This ends our live blogging for June 14. Be sure to check back tomorrow for our continuing coverage.
Russia begins handing out passports to Ukrainians from conflict zone:
By RFE/RL
Russia has begun handing out Russian passports to Ukrainians from separatist-controlled areas of eastern Ukraine, a move condemned by Kyiv as "legally void."
Russian President Vladimir Putin signed a decree to simplify the process for Ukrainian citizens in the eastern Luhansk and Donetsk regions to get Russian citizenship just days after Volodomyr Zelenskiy won the country's presidential runoff on April 21. The move was slammed in Ukraine and abroad as an attempt to undermine Zelenskiy.
According to Russian state media, more than 60 Ukrainians from Donetsk and Luhansk were reportedly handed Russian passports at a ceremony in Russia's Rostov region on June 14.
The Ukrainian Foreign Ministry said the Russian move won't "have any legal consequences and won't be recognized by the Ukrainian side and the world," a statement quoted by Ukrainian media said.
Ukraine has threatened to revoke the citizenship of those who accept Russian passports through the program.

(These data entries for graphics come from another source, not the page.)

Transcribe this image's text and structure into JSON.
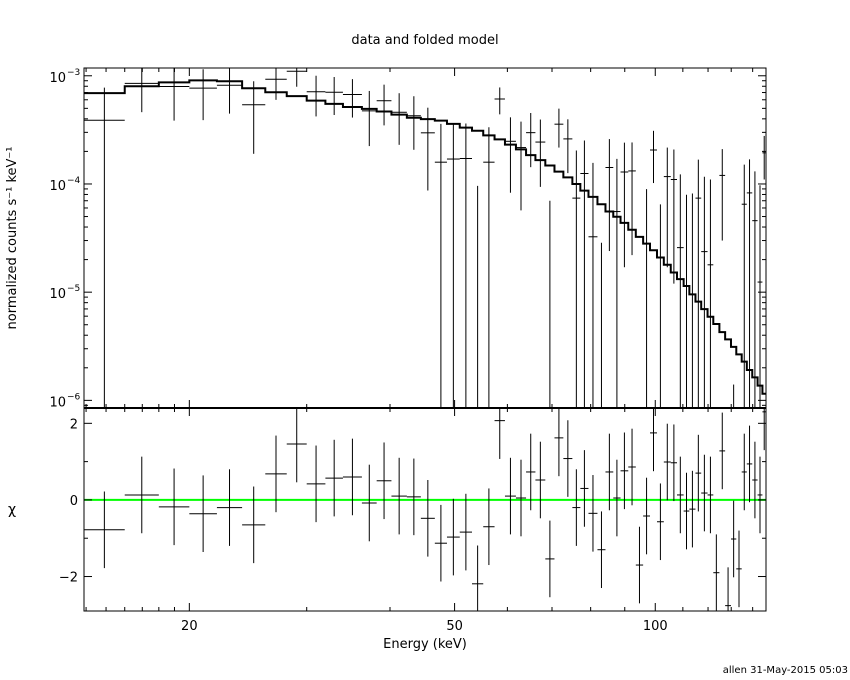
{
  "chart_data": {
    "type": "scatter",
    "title": "data and folded model",
    "xlabel": "Energy (keV)",
    "ylabel_top": "normalized counts s⁻¹ keV⁻¹",
    "ylabel_bottom": "χ",
    "footer": "allen 31-May-2015 05:03",
    "xscale": "log",
    "xlim": [
      13.9,
      146.6
    ],
    "ylim_top": [
      8.5e-07,
      0.00118
    ],
    "yscale_top": "log",
    "ylim_bottom": [
      -2.9,
      2.4
    ],
    "x_tick_labels": [
      {
        "v": 20,
        "label": "20"
      },
      {
        "v": 50,
        "label": "50"
      },
      {
        "v": 100,
        "label": "100"
      }
    ],
    "y_top_tick_labels": [
      {
        "v": 0.001,
        "base": "10",
        "exp": "−3"
      },
      {
        "v": 0.0001,
        "base": "10",
        "exp": "−4"
      },
      {
        "v": 1e-05,
        "base": "10",
        "exp": "−5"
      },
      {
        "v": 1e-06,
        "base": "10",
        "exp": "−6"
      }
    ],
    "y_bottom_tick_labels": [
      {
        "v": 2,
        "label": "2"
      },
      {
        "v": 0,
        "label": "0"
      },
      {
        "v": -2,
        "label": "−2"
      }
    ],
    "colors": {
      "data": "#000000",
      "model": "#000000",
      "zero_line": "#00ff00"
    },
    "bin_edges": [
      13.9,
      16,
      18,
      20,
      22,
      24,
      26,
      28,
      30,
      32,
      34,
      36.3,
      38.2,
      40.2,
      42.4,
      44.5,
      46.7,
      48.7,
      50.9,
      53.1,
      55.2,
      57.4,
      59.5,
      61.8,
      64,
      66.1,
      68.4,
      70.6,
      72.8,
      75.1,
      77.2,
      79.4,
      81.9,
      84.2,
      86.5,
      88.7,
      91.1,
      93.5,
      95.9,
      98.2,
      100.6,
      103,
      105.5,
      107.8,
      110.3,
      112.5,
      114.9,
      117.2,
      119.8,
      122.2,
      124.8,
      127.3,
      129.9,
      132.3,
      134.8,
      137.2,
      139.8,
      142.4,
      144.8,
      146.6
    ],
    "model": [
      0.000692,
      0.0008,
      0.000869,
      0.000906,
      0.000891,
      0.000767,
      0.000705,
      0.000649,
      0.000589,
      0.00055,
      0.000515,
      0.000494,
      0.000468,
      0.000437,
      0.000409,
      0.000398,
      0.000385,
      0.000359,
      0.000332,
      0.00031,
      0.000281,
      0.000258,
      0.000231,
      0.000209,
      0.000185,
      0.000166,
      0.000148,
      0.00013,
      0.000115,
      0.0001,
      8.69e-05,
      7.59e-05,
      6.49e-05,
      5.56e-05,
      4.98e-05,
      4.37e-05,
      3.77e-05,
      3.24e-05,
      2.81e-05,
      2.44e-05,
      2.09e-05,
      1.79e-05,
      1.52e-05,
      1.32e-05,
      1.14e-05,
      9.53e-06,
      8.17e-06,
      6.97e-06,
      5.93e-06,
      5.08e-06,
      4.27e-06,
      3.66e-06,
      3.12e-06,
      2.66e-06,
      2.28e-06,
      1.91e-06,
      1.63e-06,
      1.37e-06,
      1.15e-06
    ],
    "data": [
      0.000388,
      0.000851,
      0.000795,
      0.000769,
      0.000817,
      0.00054,
      0.000929,
      0.001102,
      0.000711,
      0.000704,
      0.000671,
      0.000474,
      0.000588,
      0.00046,
      0.000427,
      0.000297,
      0.000159,
      0.00017,
      0.000172,
      -8.4e-05,
      0.000159,
      0.00061,
      0.000248,
      0.000217,
      0.000298,
      0.000244,
      -7.5e-05,
      0.000357,
      0.000261,
      7.4e-05,
      0.000125,
      3.25e-05,
      -9.24e-05,
      0.000142,
      5.56e-05,
      0.000129,
      0.000132,
      -0.000151,
      -1.64e-05,
      0.000206,
      -3.72e-05,
      0.000117,
      0.00011,
      2.58e-05,
      -1.64e-05,
      -1.33e-05,
      7.4e-05,
      2.37e-05,
      1.79e-05,
      -0.000168,
      0.00012,
      -0.000242,
      -8.66e-05,
      -0.000154,
      6.5e-05,
      8.27e-05,
      4.58e-05,
      1.24e-05,
      0.000194
    ],
    "error": [
      0.00039,
      0.00039,
      0.00041,
      0.00038,
      0.00037,
      0.00035,
      0.00033,
      0.00031,
      0.00029,
      0.00027,
      0.00026,
      0.00025,
      0.00024,
      0.00023,
      0.00022,
      0.00021,
      0.0002,
      0.000195,
      0.00019,
      0.00018,
      0.000175,
      0.00017,
      0.000165,
      0.00016,
      0.000155,
      0.00015,
      0.000145,
      0.00014,
      0.000135,
      0.00013,
      0.000127,
      0.000124,
      0.000121,
      0.000118,
      0.000115,
      0.000112,
      0.00011,
      0.000108,
      0.000106,
      0.000104,
      0.000102,
      0.0001,
      9.8e-05,
      9.7e-05,
      9.6e-05,
      9.5e-05,
      9.4e-05,
      9.3e-05,
      9.2e-05,
      9.1e-05,
      9e-05,
      8.9e-05,
      8.8e-05,
      8.7e-05,
      8.6e-05,
      8.6e-05,
      8.5e-05,
      8.5e-05,
      8.4e-05
    ],
    "chi": [
      -0.78,
      0.13,
      -0.18,
      -0.36,
      -0.2,
      -0.65,
      0.68,
      1.46,
      0.42,
      0.57,
      0.6,
      -0.08,
      0.5,
      0.1,
      0.08,
      -0.48,
      -1.13,
      -0.97,
      -0.84,
      -2.19,
      -0.7,
      2.07,
      0.1,
      0.05,
      0.73,
      0.52,
      -1.54,
      1.62,
      1.08,
      -0.2,
      0.3,
      -0.35,
      -1.3,
      0.73,
      0.05,
      0.76,
      0.86,
      -1.7,
      -0.42,
      1.75,
      -0.57,
      0.99,
      0.97,
      0.13,
      -0.29,
      -0.24,
      0.7,
      0.18,
      0.13,
      -1.9,
      1.28,
      -2.76,
      -1.02,
      -1.8,
      0.73,
      0.94,
      0.52,
      0.13,
      2.3
    ]
  }
}
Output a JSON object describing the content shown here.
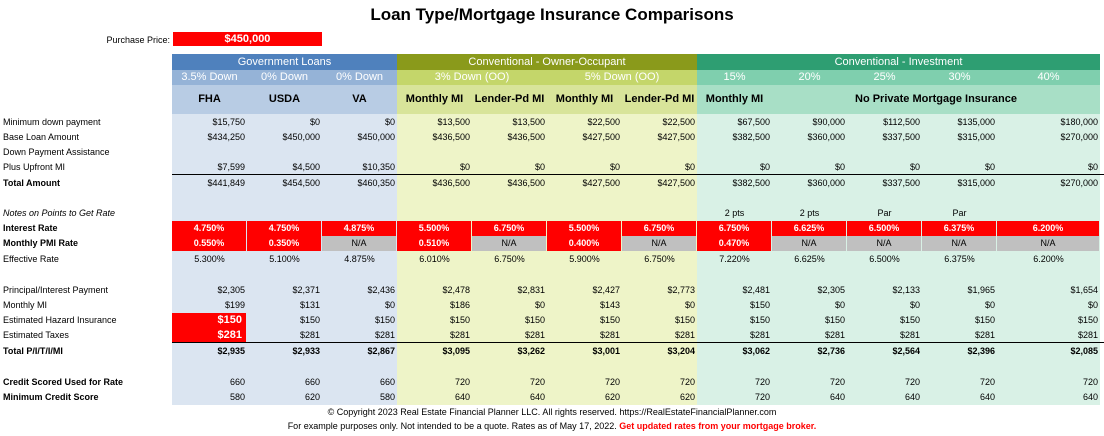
{
  "title": "Loan Type/Mortgage Insurance Comparisons",
  "purchase_price": {
    "label": "Purchase Price:",
    "value": "$450,000"
  },
  "groups": [
    {
      "label": "Government Loans",
      "color": "#4f81bd",
      "span": [
        0,
        3
      ]
    },
    {
      "label": "Conventional - Owner-Occupant",
      "color": "#8a9a1b",
      "span": [
        3,
        7
      ]
    },
    {
      "label": "Conventional - Investment",
      "color": "#2e9e72",
      "span": [
        7,
        12
      ]
    }
  ],
  "sub_headers": [
    "3.5% Down",
    "0% Down",
    "0% Down",
    "3% Down (OO)",
    "",
    "5% Down (OO)",
    "",
    "15%",
    "20%",
    "25%",
    "30%",
    "40%"
  ],
  "col_headers": [
    "FHA",
    "USDA",
    "VA",
    "Monthly MI",
    "Lender-Pd MI",
    "Monthly MI",
    "Lender-Pd MI",
    "Monthly MI"
  ],
  "no_pmi_header": "No Private Mortgage Insurance",
  "rows": [
    {
      "label": "Minimum down payment",
      "values": [
        "$15,750",
        "$0",
        "$0",
        "$13,500",
        "$13,500",
        "$22,500",
        "$22,500",
        "$67,500",
        "$90,000",
        "$112,500",
        "$135,000",
        "$180,000"
      ]
    },
    {
      "label": "Base Loan Amount",
      "values": [
        "$434,250",
        "$450,000",
        "$450,000",
        "$436,500",
        "$436,500",
        "$427,500",
        "$427,500",
        "$382,500",
        "$360,000",
        "$337,500",
        "$315,000",
        "$270,000"
      ]
    },
    {
      "label": "Down Payment Assistance",
      "values": [
        "",
        "",
        "",
        "",
        "",
        "",
        "",
        "",
        "",
        "",
        "",
        ""
      ]
    },
    {
      "label": "Plus Upfront MI",
      "values": [
        "$7,599",
        "$4,500",
        "$10,350",
        "$0",
        "$0",
        "$0",
        "$0",
        "$0",
        "$0",
        "$0",
        "$0",
        "$0"
      ]
    },
    {
      "label": "Total Amount",
      "values": [
        "$441,849",
        "$454,500",
        "$460,350",
        "$436,500",
        "$436,500",
        "$427,500",
        "$427,500",
        "$382,500",
        "$360,000",
        "$337,500",
        "$315,000",
        "$270,000"
      ]
    },
    {
      "label": "",
      "values": []
    },
    {
      "label": "Notes on Points to Get Rate",
      "values": [
        "",
        "",
        "",
        "",
        "",
        "",
        "",
        "2 pts",
        "2 pts",
        "Par",
        "Par",
        ""
      ]
    },
    {
      "label": "Interest Rate",
      "values": [
        "4.750%",
        "4.750%",
        "4.875%",
        "5.500%",
        "6.750%",
        "5.500%",
        "6.750%",
        "6.750%",
        "6.625%",
        "6.500%",
        "6.375%",
        "6.200%"
      ]
    },
    {
      "label": "Monthly PMI Rate",
      "values": [
        "0.550%",
        "0.350%",
        "N/A",
        "0.510%",
        "N/A",
        "0.400%",
        "N/A",
        "0.470%",
        "N/A",
        "N/A",
        "N/A",
        "N/A"
      ]
    },
    {
      "label": "Effective Rate",
      "values": [
        "5.300%",
        "5.100%",
        "4.875%",
        "6.010%",
        "6.750%",
        "5.900%",
        "6.750%",
        "7.220%",
        "6.625%",
        "6.500%",
        "6.375%",
        "6.200%"
      ]
    },
    {
      "label": "",
      "values": []
    },
    {
      "label": "Principal/Interest Payment",
      "values": [
        "$2,305",
        "$2,371",
        "$2,436",
        "$2,478",
        "$2,831",
        "$2,427",
        "$2,773",
        "$2,481",
        "$2,305",
        "$2,133",
        "$1,965",
        "$1,654"
      ]
    },
    {
      "label": "Monthly MI",
      "values": [
        "$199",
        "$131",
        "$0",
        "$186",
        "$0",
        "$143",
        "$0",
        "$150",
        "$0",
        "$0",
        "$0",
        "$0"
      ]
    },
    {
      "label": "Estimated Hazard Insurance",
      "values": [
        "$150",
        "$150",
        "$150",
        "$150",
        "$150",
        "$150",
        "$150",
        "$150",
        "$150",
        "$150",
        "$150",
        "$150"
      ]
    },
    {
      "label": "Estimated Taxes",
      "values": [
        "$281",
        "$281",
        "$281",
        "$281",
        "$281",
        "$281",
        "$281",
        "$281",
        "$281",
        "$281",
        "$281",
        "$281"
      ]
    },
    {
      "label": "Total P/I/T/I/MI",
      "values": [
        "$2,935",
        "$2,933",
        "$2,867",
        "$3,095",
        "$3,262",
        "$3,001",
        "$3,204",
        "$3,062",
        "$2,736",
        "$2,564",
        "$2,396",
        "$2,085"
      ]
    },
    {
      "label": "",
      "values": []
    },
    {
      "label": "Credit Scored Used for Rate",
      "values": [
        "660",
        "660",
        "660",
        "720",
        "720",
        "720",
        "720",
        "720",
        "720",
        "720",
        "720",
        "720"
      ]
    },
    {
      "label": "Minimum Credit Score",
      "values": [
        "580",
        "620",
        "580",
        "640",
        "640",
        "620",
        "620",
        "720",
        "640",
        "640",
        "640",
        "640"
      ]
    }
  ],
  "footer": {
    "line1": "© Copyright 2023 Real Estate Financial Planner LLC. All rights reserved. https://RealEstateFinancialPlanner.com",
    "line2": "For example purposes only. Not intended to be a quote. Rates as of May 17, 2022.",
    "line2_highlight": "Get updated rates from your mortgage broker."
  },
  "colors": {
    "gov_bg": "#dbe5f1",
    "conv_bg": "#eef4c8",
    "inv_bg": "#d9f1e6",
    "red": "#ff0000",
    "gray": "#c0c0c0"
  }
}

Earlier this week, the European Union threatened that it would not recognize Russian passports obtained through what it denounced as an illegal method.
Giving Russian citizenship en masse to people in Ukrainian regions "runs counter to the spirit and the objectives" of the cease-fire commitments, the EU said in a statement.
Russia's Interior Ministry has received 12,000 passport applications under the program in the Rostov region, the state-run TASS news agency reported.
Zelenskiy has mocked the passport offer, telling Ukrainians not to bother since Russian citizenship means "the right to be arrested for peaceful protests," and "the right not to have free and competitive elections."
Russia-backed separatists have been fighting the Ukrainian military in the Donetsk and Luhansk regions for the past five years.
Some 13,000 people have been killed in the conflict, according to estimates by the United Nations. (w/112.international, dpa, and TASS)
Brussels to drop criticism of controversial education law:
By Rikard Jozwiak
BRUSSELS -- A draft statement expected to be issued at an upcoming EU-Ukraine summit will express Brussels' continued recognition of Ukraine's European aspirations while dropping criticism of the country's education law, according to a copy of the draft seen by RFE/RL.
The statement, which was approved by EU ambassadors on June 13 and subsequently sent to Kyiv for further remarks, says that "we acknowledged the European aspirations of Ukraine and welcomed its European choice, as stated in the association agreement."
The same sentence was present in the final communique of last year's EU-Ukraine summit but some EU member states, including France, Germany and the Netherlands, have recently been reluctant to commit to such positive language regarding future EU enlargement -- most notably in the statement celebrating the 10th anniversary of the bloc's Eastern Partnership in May 2019, where acknowledgment of the European aspirations of the bloc's eastern neighbors was omitted.
In previous EU-Ukraine summit statements there have also been remarks about Ukraine's 2017 education law, pushed mainly by Hungary, which believes that the law restricts the right of Ukraine's ethnic Hungarian minority to be educated in their native language.
Kyiv maintains the law is meant to ensure that all Ukrainian citizens can speak the state's official language, and it denies that the law is discriminatory.
The spat has prompted Budapest to block all meetings of the NATO-Ukraine Commission -- the key format for bilateral cooperation between Kyiv and the Western military alliance -- at all levels above that of ambassadors for the past two years.
During the negotiations with fellow EU member states, Hungary, however, welcomed the new Ukrainian administration's promise to look into certain aspects of the education law and agreed not to mention the issue in the statement, according to sources speaking on condition of anonymity,
But the summit statement is critical of certain rule-of-law issues, mentioning that there is an "urgent need to re-criminalize illicit enrichment and to ensure the necessary independence and effective functioning of all anti-corruption institutions" and adds that "effective rule of law, good governance, and economic opportunity are the best means to tackle foreign influence and destabilization attempts."
The annual summit is scheduled just ahead of Ukraine's snap parliamentary elections on July 21. A day after his inauguration on May 21, President Volodymyr Zelenskiy issued a decree disbanding parliament and called the early vote.